September 13, 2009 ISSUES 2 Comments

Gravel pit proposals continue to be a hot topic here in McLean County, Illinois.  I’m working for the opponents to a proposed gravel pit.  Having been raised on a farm I’m fully aware and respectful of property rights.  If my father’s land had been sitting on millions of dollars of gravel, I’d have assumed he would have the right to mine it.  In this instance however, the gravel pit would be directly across the street from an Elementary School; and a high-density subdivision.  It’s a rural setting, and the farm owner, now, wants to mine his gravel. The problem as you can tell, is that the farm owner waited until a school and sub-division were developed.  In most instances, gravel pits are in rural settings, not near developments.

We had months and months of extensive and expensive hearings before the Zoning Board of Appeals, culminating in a “non-recommendation” to the County Board.  Through legal maneuvering by the proponents of the gravel pit, they got this back before Zoning as a “county” issue, and the ZBA just recently reversed their decision, after only 3 hearings.  The county ordinance, if approved by the County Board on Tuesday, in effect opens the door for the land owner to now have his gravel pit across the street from the school.

It’s confusing, it’s frustrating, and it’s legal:

Here are two opposing viewpoints published today in The Pantagraph

By Kathy Michael and Randy Klante

In recommending a revision of the county’s gravel pit ordinance to the County Board, the McLean County Zoning Board of Appeals made four errors fatal to a good ordinance.

First, it uncritically advanced a property owner’s ability to mine as much of his gravel as possible, even next to school or residential property.

It reduced the required separation distance between school or residential property and gravel pit operations to as little as 500 feet with noise abatement measures, possibly closer with a variance.

It used a method inconsistent with Environmental Protection Agency requirements for calculating “safe” distances for noise by using recorded noise levels at gravel pits that were averaged over a 24-hour period (including time when the pits were not operating).

All the evidence it received suggesting compatibility of residences and gravel pits showed operations where the pit was in operation before the residential development took place, and none was near a school.

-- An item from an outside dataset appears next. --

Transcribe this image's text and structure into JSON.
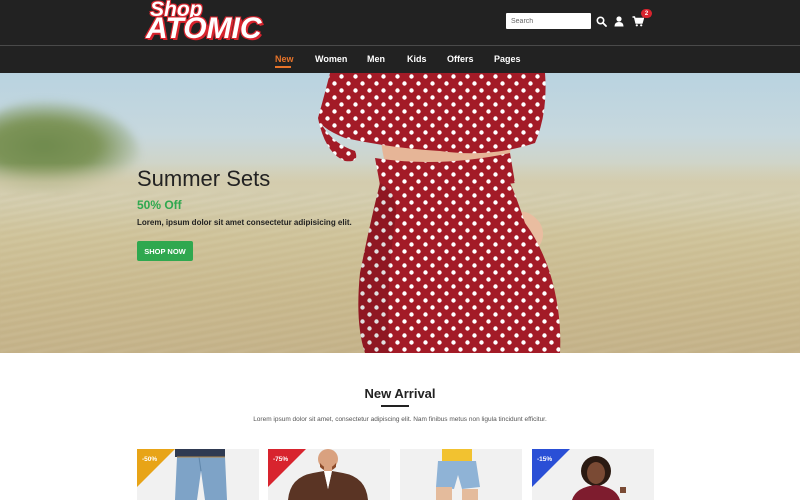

It likened the dust and noise from nearly year-round all-day gravel pit operations to the seasonal dust and noise from farming operations.

Second, it ignored scientific evidence suggesting that much greater separation was required to protect school and residential property.

Scholarly studies conclude that introduction of a gravel pit lowers existing nearby residential property values in direct proportion to their proximity.

A noise expert with 20 years of EPA enforcement experience stated that a separation of a half mile from school and residential property is needed.

Third, it ignored the difficulty of enforcing gravel pit compliance with county requirements.

It took McLean County 10 years to completely remedy the last gravel pit violation. McLean County’s enforcement process has not improved in any way since the prior violation.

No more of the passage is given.